Bobby Fischer, the iconoclastic genius who was one of the greatest chess players the world has ever seen, has died, a close friend, Gardar Sverrisson, confirmed today. He was 64 and died of an unspecified incident yesterday in a hospital in Reykjavik, Iceland.
Fischer, the most powerful American player in history, had moved to Iceland in 2005. He had emerged briefly in 1992 from a mysterious seclusion that had lasted two decades and defied an American ban on conducting business in war-torn Yugoslavia to play a $5 million match against his old nemesis, the Russian-born grandmaster Boris Spassky.
After he won handily, he dropped out of sight again. He avoided arrest on American charges over his Yugoslavia appearance. He lived in Budapest — and possibly the Philippines and Switzerland — and emerged now and then on radio stations in Iceland, Hungary and the Philippines to rant in increasingly belligerent terms against the USA and against Jews.

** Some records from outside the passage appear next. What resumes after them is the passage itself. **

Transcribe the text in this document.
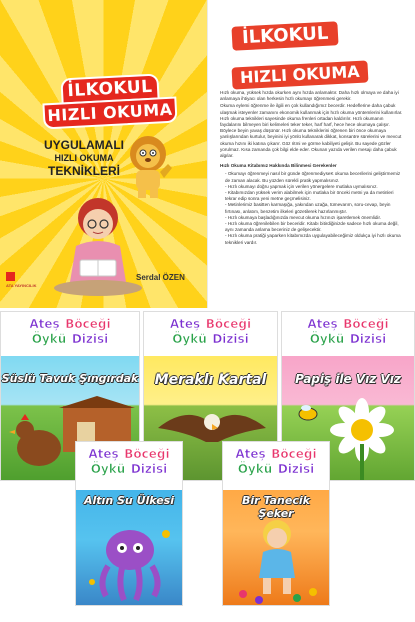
İLKOKUL
HIZLI OKUMA
UYGULAMALI
HIZLI OKUMA
TEKNİKLERİ
ATA YAYINCILIK
Serdal ÖZEN
İLKOKUL
HIZLI OKUMA

Hızlı okuma, yüksek hızda okurken aynı hızda anlamaktır. Daha hızlı olmaya ve daha iyi anlamaya ihtiyacı olan herkesin hızlı okumayı öğrenmesi gerekir.

Okuma eylemi öğrenme ile ilgili en çok kullandığımız becerdir. Hedeflerine daha çabuk ulaşmak isteyenler zamanını ekonomik kullanmak için hızlı okuma yöntemlerini kullanırlar. Hızlı okuma teknikleri sayesinde okuma frenleri ortadan kaldırılır. Hızlı okumanın faydalarını bilmeyen biri kelimeleri teker teker, harf harf, hece hece okumaya çalışır. Böylece beyin yavaş düşünür. Hızlı okuma tekniklerini öğrenen biri önce okumaya yanlışlarından kurtulur, beyinini iyi yönlü kullanarak dikkat, konsantre sürelerini ve mevcut okuma hızını iki katına çıkarır. Göz ritmi ve görme kabiliyeti gelişir. Bu sayede gözler yorulmaz. Kısa zamanda çok bilgi elde eder. Okunan yazıda verilen mesajı daha çabuk algılar.

Hızlı Okuma Kitabımız Hakkında Bilinmesi Gerekenler

- Okumayı öğrenmeyi nasıl bir günde öğrenmediyseK okuma becerilerini geliştirmemiz de zaman alacak. Bu yüzden sürekli pratik yapmalısınız.
- Hızlı okumayı doğru yapmak için verilen yönergelere mutlaka uymalısınız.
- Kitabımızdan yüksek verim alabilmek için mutlaka bir önceki metni ya da metinleri tekrar edip sonra yeni metne geçmelisiniz.
- Metinlerimiz basitten karmaşığa, yakından uzağa, tümevarım, soru-cevap, beyin fırtınası, anlatım, benzetim ilkeleri gözetilerek hazırlanmıştır.
- Hızlı okumaya başladığınızda mevcut okuma hızınızı işaretlemek önemlidir.
- Hızlı okuma öğrenilebilen bir beceridir. Kitabı bitirdiğinizde sadece hızlı okuma değil, aynı zamanda anlama beceriniz de gelişecektir.
- Hızlı okuma pratiği yaparken kitabımızda uygulayabileceğimiz oldukça iyi hızlı okuma teknikleri vardır.
Ateş Böceği
Öykü Dizisi
Süslü Tavuk Şıngırdak
Ateş Böceği
Öykü Dizisi
Meraklı Kartal
Ateş Böceği
Öykü Dizisi
Papiş ile Vız Vız
Ateş Böceği
Öykü Dizisi
Altın Su Ülkesi
Ateş Böceği
Öykü Dizisi
Bir Tanecik Şeker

Fischer’s 1992 victory against Spassky was a sad reprise of his most glorious triumph. It was in summer 1972, in a match played in Reykjavik, that he wrested the world championship from Spassky, becoming the only American till date to win the title.
In July 2004, he was seized by the Japanese authorities when he tried to board a plane from Japan to Manila and was accused of trying to leave the country on an invalid passport. He was detained in prison for nine months.
In 1999, in a series of telephone interviews he gave to a radio station in the Philippines, he rambled angrily and profanely against Jews.